Scott seemed to have a funny moment here; it was an odd shiver, something between a shudder and a snort. As if he almost laughed or almost choked.
“My father,” he finally said. “My poor old father.”
“Yes, sir.”
“I see,” said Scott, following intently.
“There are alternatives,” said the colonel, who had now, with much effort, mastered the blank look in the face of Lon’s infirmity. “We can hope to ride this out while Swagger and this FBI agent peck away at us. Our tracks have been hidden well, but…but they’ve consistently surprised us. Eventually, they just might stumble onto something, and possibly by that time it would be too late. My theory of war has always been aggressive offensive operations. I was once called a meat grinder. But I believe you ultimately spare lives by responding aggressively.”

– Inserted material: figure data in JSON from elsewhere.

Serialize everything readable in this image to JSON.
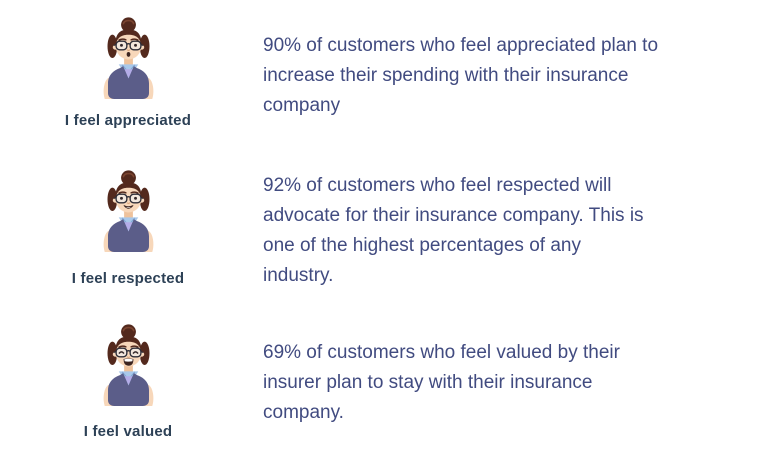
{
  "page": {
    "background": "#ffffff",
    "text_color": "#414b80",
    "caption_color": "#2d4156"
  },
  "rows": [
    {
      "caption": "I feel appreciated",
      "avatar_expression": "surprised",
      "stat_lines": [
        "90% of customers who feel appreciated plan to",
        "increase their spending with their insurance",
        "company"
      ]
    },
    {
      "caption": "I feel respected",
      "avatar_expression": "smiling",
      "stat_lines": [
        "92% of customers who feel respected will",
        "advocate for their insurance company. This is",
        "one of the highest percentages of any",
        "industry."
      ]
    },
    {
      "caption": "I feel valued",
      "avatar_expression": "laughing",
      "stat_lines": [
        "69% of customers who feel valued by their",
        "insurer plan to stay with their insurance",
        "company."
      ]
    }
  ],
  "colors": {
    "avatar": {
      "hair": "#53291d",
      "hair_highlight": "#7a4430",
      "skin": "#f7d7ba",
      "skin_shadow": "#eec29c",
      "glasses_frame": "#2e2e38",
      "lens": "#eef1f5",
      "eye": "#33282a",
      "mouth": "#3c2420",
      "vest": "#5b5d89",
      "collar": "#a9c8ea",
      "collar_edge": "#7fa6d4",
      "sweater_v": "#b4ace8"
    }
  }
}
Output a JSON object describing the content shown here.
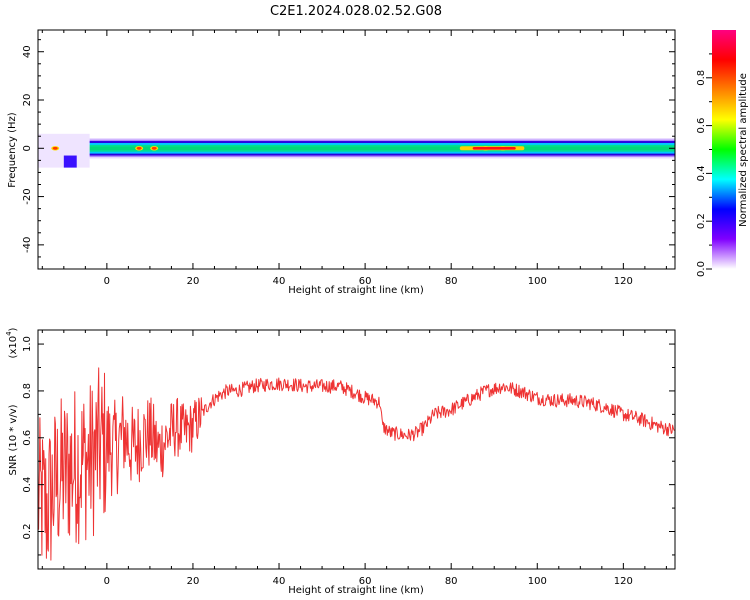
{
  "title": "C2E1.2024.028.02.52.G08",
  "chart_data": [
    {
      "type": "heatmap",
      "xlabel": "Height of straight line (km)",
      "ylabel": "Frequency (Hz)",
      "xlim": [
        -16,
        132
      ],
      "ylim": [
        -50,
        49
      ],
      "xticks": [
        0,
        20,
        40,
        60,
        80,
        100,
        120
      ],
      "yticks": [
        -40,
        -20,
        0,
        20,
        40
      ],
      "colorbar": {
        "label": "Normalized spectral amplitude",
        "range": [
          0,
          1
        ],
        "ticks": [
          0.0,
          0.2,
          0.4,
          0.6,
          0.8
        ],
        "tick_labels": [
          "0.0",
          "0.2",
          "0.4",
          "0.6",
          "0.8"
        ],
        "colors": [
          "#ffffff",
          "#8000ff",
          "#0000ff",
          "#00ffff",
          "#00ff00",
          "#ffff00",
          "#ff8000",
          "#ff0000",
          "#ff0080"
        ]
      },
      "band": {
        "center_hz": 0,
        "half_width_hz": 3
      },
      "bright_spots": [
        {
          "x": -12,
          "amplitude": 0.9
        },
        {
          "x": 7.5,
          "amplitude": 0.85
        },
        {
          "x": 11,
          "amplitude": 0.85
        },
        {
          "x": 88,
          "amplitude": 0.95
        },
        {
          "x": 92,
          "amplitude": 0.95
        }
      ],
      "grid": false
    },
    {
      "type": "line",
      "xlabel": "Height of straight line (km)",
      "ylabel": "SNR (10 * v/v)",
      "y_multiplier": "(x10",
      "y_multiplier_exp": "4",
      "y_multiplier_close": ")",
      "xlim": [
        -16,
        132
      ],
      "ylim": [
        0.04,
        1.06
      ],
      "xticks": [
        0,
        20,
        40,
        60,
        80,
        100,
        120
      ],
      "yticks": [
        0.2,
        0.4,
        0.6,
        0.8,
        1.0
      ],
      "ytick_labels": [
        "0.2",
        "0.4",
        "0.6",
        "0.8",
        "1.0"
      ],
      "color": "#ee3333",
      "x": [
        -16,
        -14,
        -12,
        -10,
        -8,
        -6,
        -4,
        -2,
        0,
        2,
        4,
        6,
        8,
        10,
        12,
        14,
        16,
        18,
        20,
        22,
        24,
        26,
        28,
        30,
        34,
        38,
        42,
        46,
        50,
        54,
        58,
        60,
        62,
        63.5,
        64,
        66,
        70,
        72,
        74,
        76,
        80,
        84,
        88,
        92,
        96,
        100,
        104,
        108,
        112,
        116,
        120,
        124,
        128,
        132
      ],
      "y": [
        0.35,
        0.3,
        0.4,
        0.45,
        0.48,
        0.5,
        0.5,
        0.55,
        0.58,
        0.55,
        0.62,
        0.55,
        0.6,
        0.62,
        0.55,
        0.6,
        0.65,
        0.62,
        0.65,
        0.7,
        0.75,
        0.78,
        0.8,
        0.8,
        0.82,
        0.83,
        0.83,
        0.82,
        0.82,
        0.82,
        0.79,
        0.77,
        0.76,
        0.75,
        0.65,
        0.62,
        0.61,
        0.62,
        0.65,
        0.7,
        0.72,
        0.76,
        0.8,
        0.82,
        0.8,
        0.77,
        0.76,
        0.76,
        0.75,
        0.73,
        0.7,
        0.68,
        0.65,
        0.63
      ]
    }
  ]
}
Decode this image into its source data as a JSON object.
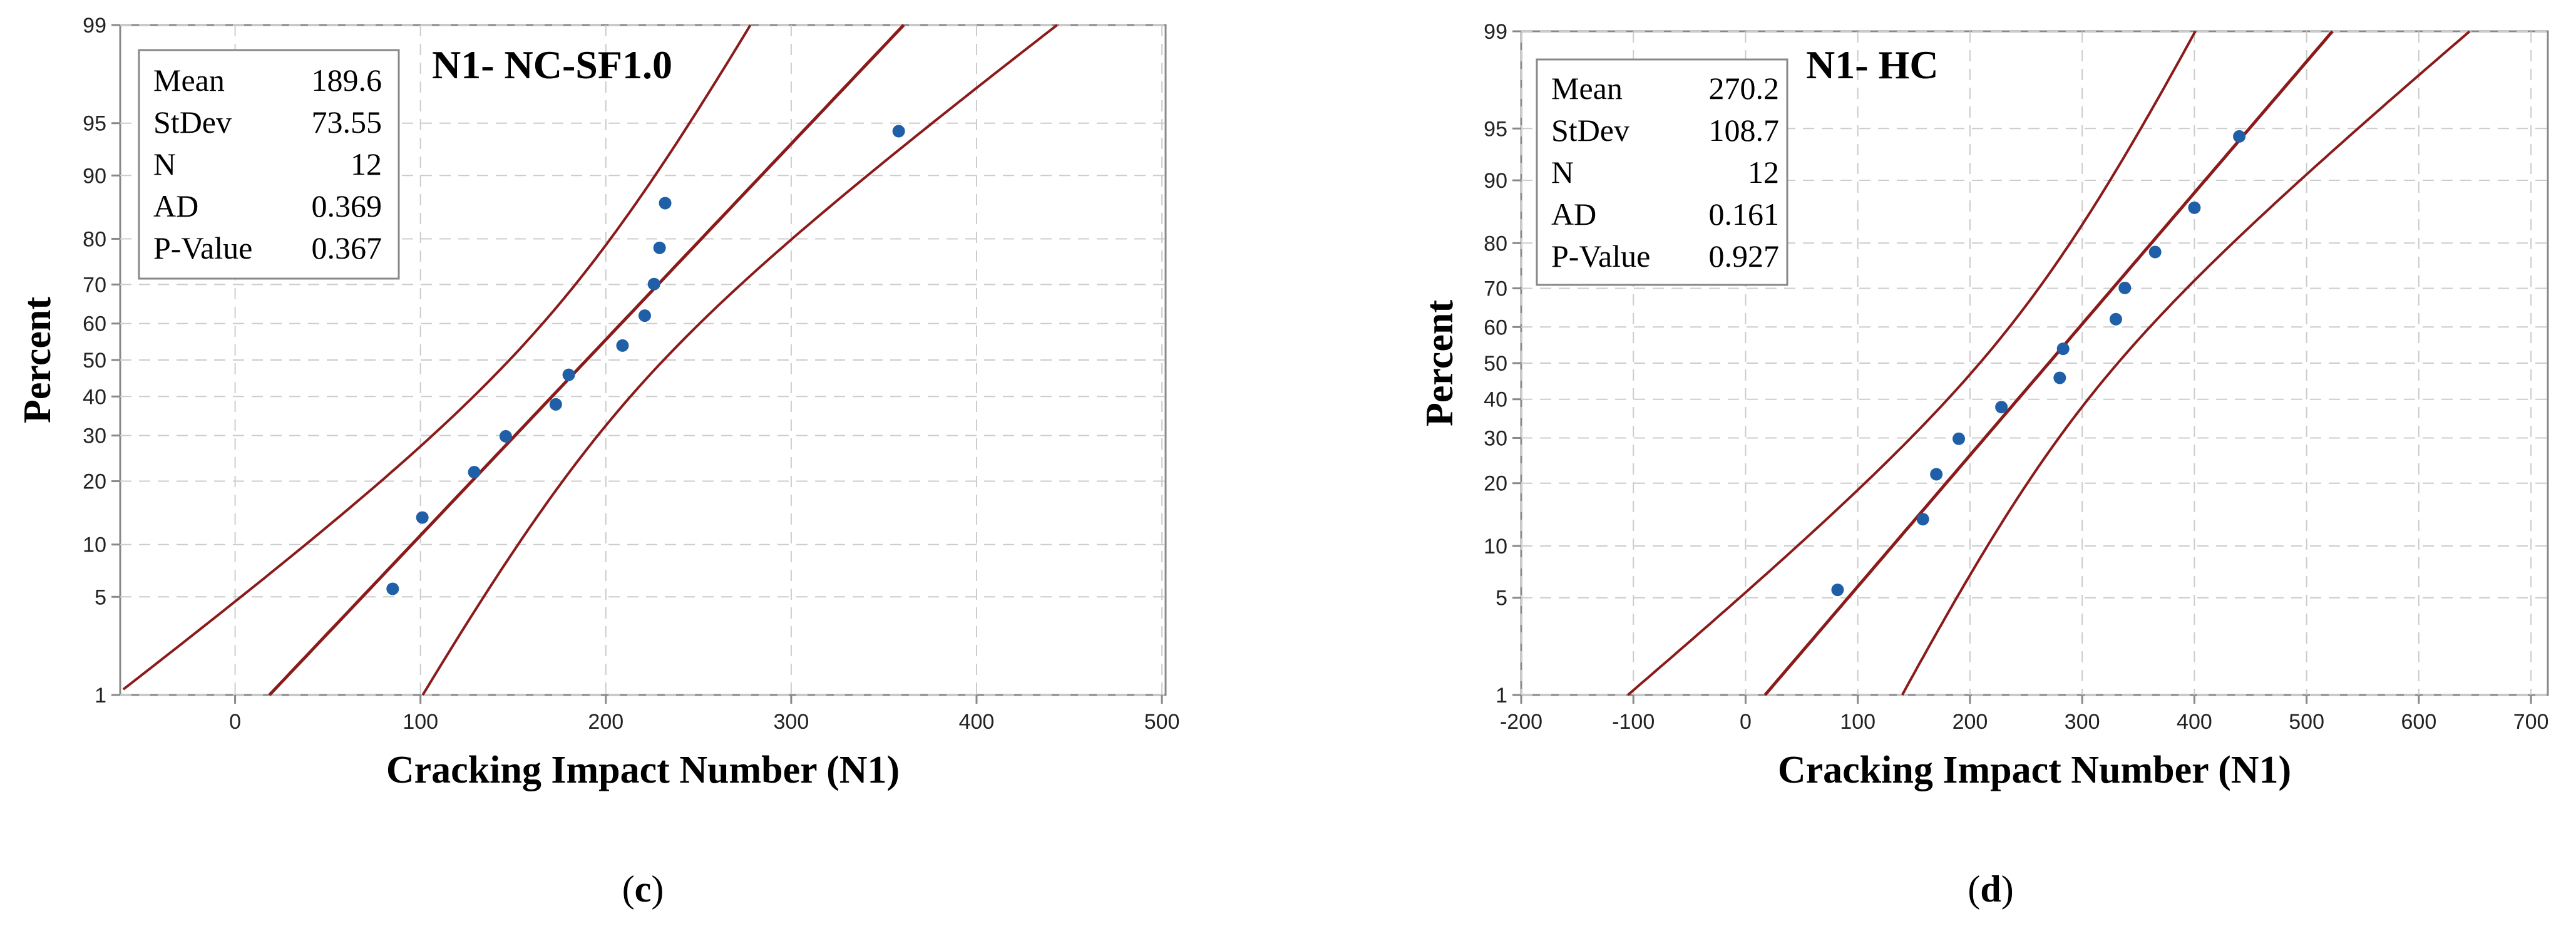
{
  "chart_data": [
    {
      "type": "scatter",
      "subtype": "normal-probability-plot",
      "panel_label": "c",
      "title": "N1- NC-SF1.0",
      "xlabel": "Cracking Impact Number (N1)",
      "ylabel": "Percent",
      "xlim": [
        -62,
        502
      ],
      "ylim": [
        1,
        99
      ],
      "y_scale": "normal-probability",
      "x_ticks": [
        0,
        100,
        200,
        300,
        400,
        500
      ],
      "y_ticks": [
        1,
        5,
        10,
        20,
        30,
        40,
        50,
        60,
        70,
        80,
        90,
        95,
        99
      ],
      "grid": true,
      "stats_box": {
        "placement": "top-left",
        "rows": [
          {
            "label": "Mean",
            "value": "189.6"
          },
          {
            "label": "StDev",
            "value": "73.55"
          },
          {
            "label": "N",
            "value": "12"
          },
          {
            "label": "AD",
            "value": "0.369"
          },
          {
            "label": "P-Value",
            "value": "0.367"
          }
        ]
      },
      "fit": {
        "mean": 189.6,
        "stdev": 73.55,
        "n": 12
      },
      "series": [
        {
          "points": [
            {
              "x": 85,
              "y": 5.6
            },
            {
              "x": 101,
              "y": 13.7
            },
            {
              "x": 129,
              "y": 21.8
            },
            {
              "x": 146,
              "y": 29.8
            },
            {
              "x": 173,
              "y": 37.9
            },
            {
              "x": 180,
              "y": 45.9
            },
            {
              "x": 209,
              "y": 54.0
            },
            {
              "x": 221,
              "y": 62.1
            },
            {
              "x": 226,
              "y": 70.1
            },
            {
              "x": 229,
              "y": 78.2
            },
            {
              "x": 232,
              "y": 86.2
            },
            {
              "x": 358,
              "y": 94.4
            }
          ]
        }
      ],
      "colors": {
        "points": "#1f5fa8",
        "lines": "#8b1a1a"
      }
    },
    {
      "type": "scatter",
      "subtype": "normal-probability-plot",
      "panel_label": "d",
      "title": "N1- HC",
      "xlabel": "Cracking Impact Number (N1)",
      "ylabel": "Percent",
      "xlim": [
        -200,
        715
      ],
      "ylim": [
        1,
        99
      ],
      "y_scale": "normal-probability",
      "x_ticks": [
        -200,
        -100,
        0,
        100,
        200,
        300,
        400,
        500,
        600,
        700
      ],
      "y_ticks": [
        1,
        5,
        10,
        20,
        30,
        40,
        50,
        60,
        70,
        80,
        90,
        95,
        99
      ],
      "grid": true,
      "stats_box": {
        "placement": "top-left",
        "rows": [
          {
            "label": "Mean",
            "value": "270.2"
          },
          {
            "label": "StDev",
            "value": "108.7"
          },
          {
            "label": "N",
            "value": "12"
          },
          {
            "label": "AD",
            "value": "0.161"
          },
          {
            "label": "P-Value",
            "value": "0.927"
          }
        ]
      },
      "fit": {
        "mean": 270.2,
        "stdev": 108.7,
        "n": 12
      },
      "series": [
        {
          "points": [
            {
              "x": 82,
              "y": 5.6
            },
            {
              "x": 158,
              "y": 13.7
            },
            {
              "x": 170,
              "y": 21.8
            },
            {
              "x": 190,
              "y": 29.8
            },
            {
              "x": 228,
              "y": 37.9
            },
            {
              "x": 280,
              "y": 45.9
            },
            {
              "x": 283,
              "y": 54.0
            },
            {
              "x": 330,
              "y": 62.1
            },
            {
              "x": 338,
              "y": 70.1
            },
            {
              "x": 365,
              "y": 78.2
            },
            {
              "x": 400,
              "y": 86.2
            },
            {
              "x": 440,
              "y": 94.4
            }
          ]
        }
      ],
      "colors": {
        "points": "#1f5fa8",
        "lines": "#8b1a1a"
      }
    }
  ]
}
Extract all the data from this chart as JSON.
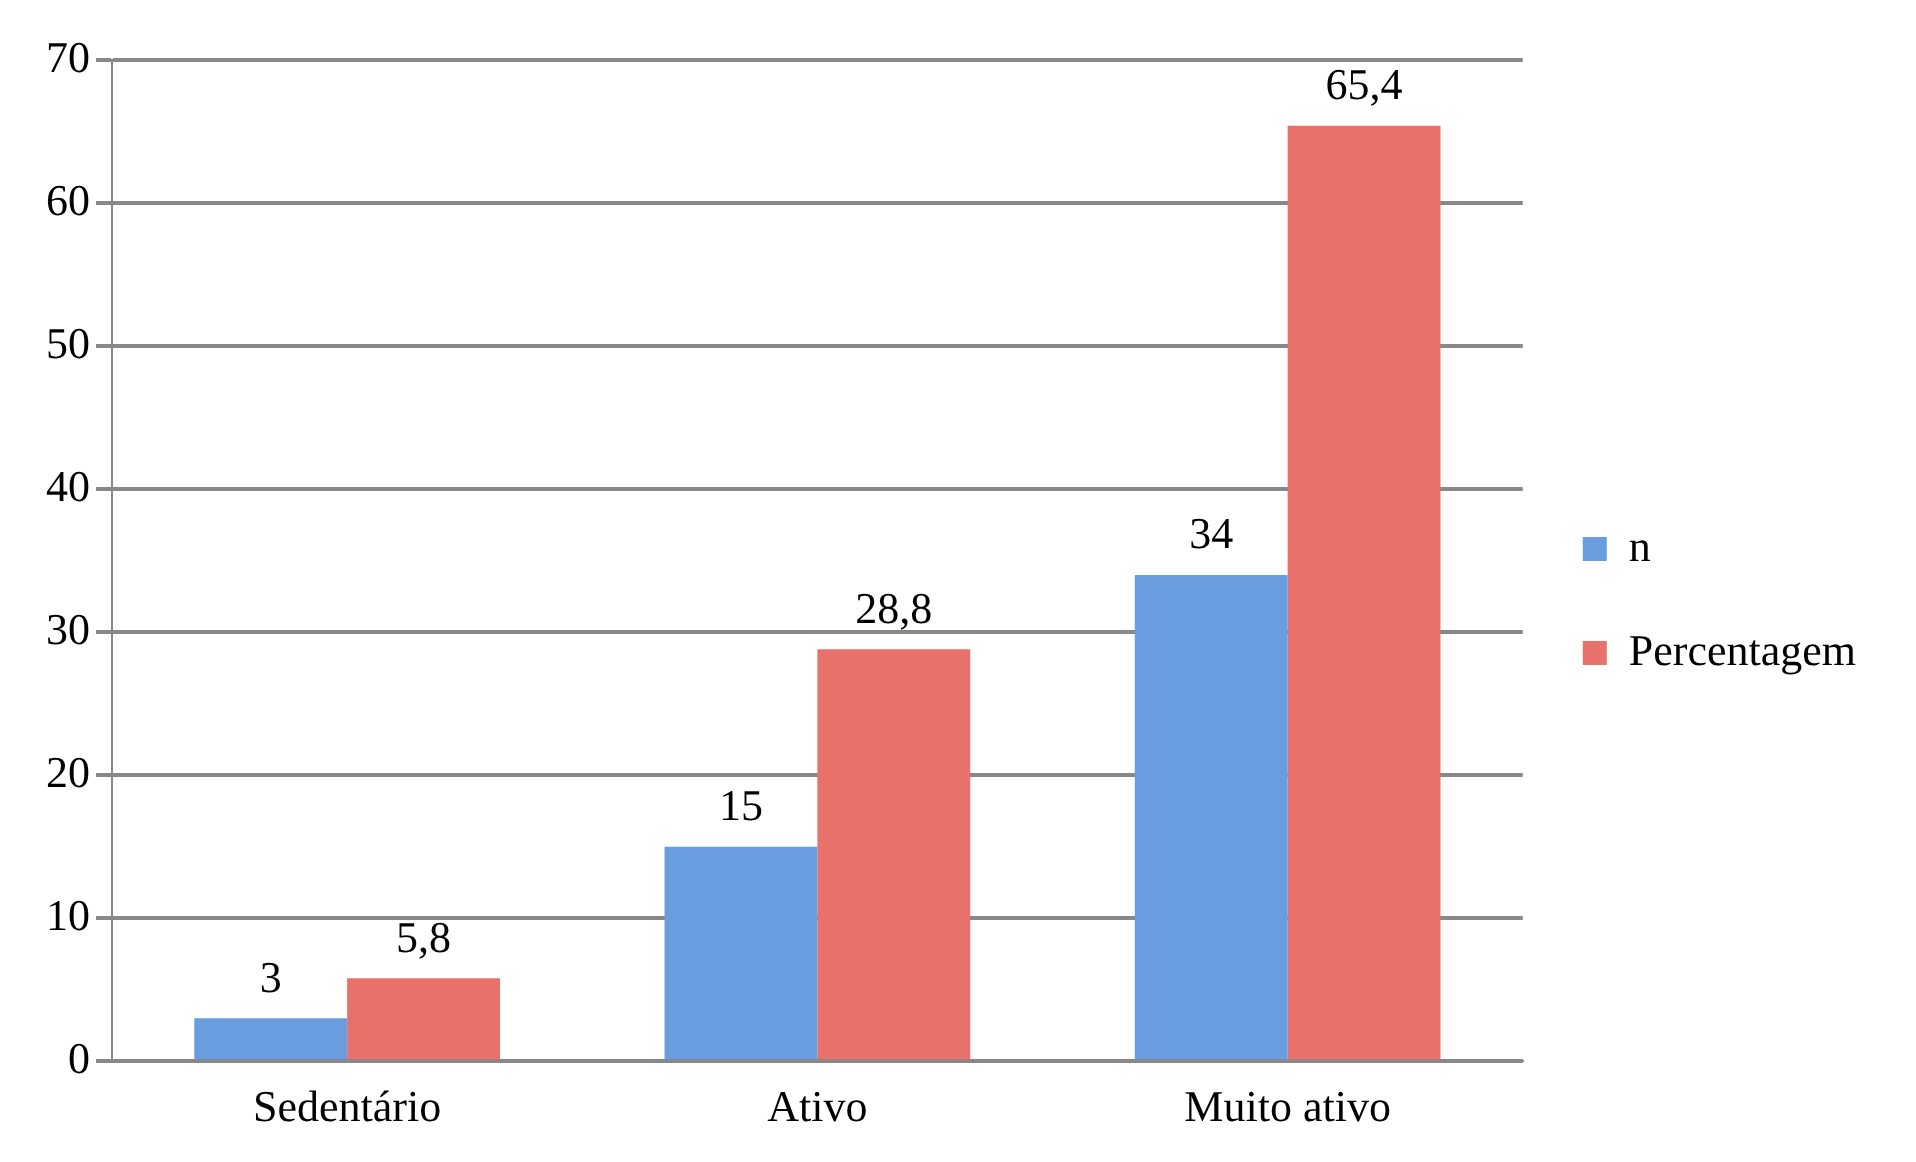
{
  "chart_data": {
    "type": "bar",
    "categories": [
      "Sedentário",
      "Ativo",
      "Muito ativo"
    ],
    "series": [
      {
        "name": "n",
        "color": "#6a9de0",
        "values": [
          3,
          15,
          34
        ],
        "value_labels": [
          "3",
          "15",
          "34"
        ]
      },
      {
        "name": "Percentagem",
        "color": "#e8716b",
        "values": [
          5.8,
          28.8,
          65.4
        ],
        "value_labels": [
          "5,8",
          "28,8",
          "65,4"
        ]
      }
    ],
    "ylim": [
      0,
      70
    ],
    "yticks": [
      0,
      10,
      20,
      30,
      40,
      50,
      60,
      70
    ],
    "grid": "y",
    "legend": "right"
  }
}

Lon listened raptly, only stopping momentarily to hawk up a wad of brackish phlegm from somewhere in his throat to dribble it into a spittoon that the colonel had not until then noticed.
“There are risks, of course. The first is that we must feed him your name. I understand your privacy is important to you.”
“My name has not been in public print since I stopped bench resting in the early sixties. I’m sure I’m forgotten now. It frightens me, of course. It’s such a small thing…but of course it opens up the faint possibility of inquiries that might lead to associations and linkages…well, who knows? Pandora’s box. These things take on a life of their own.”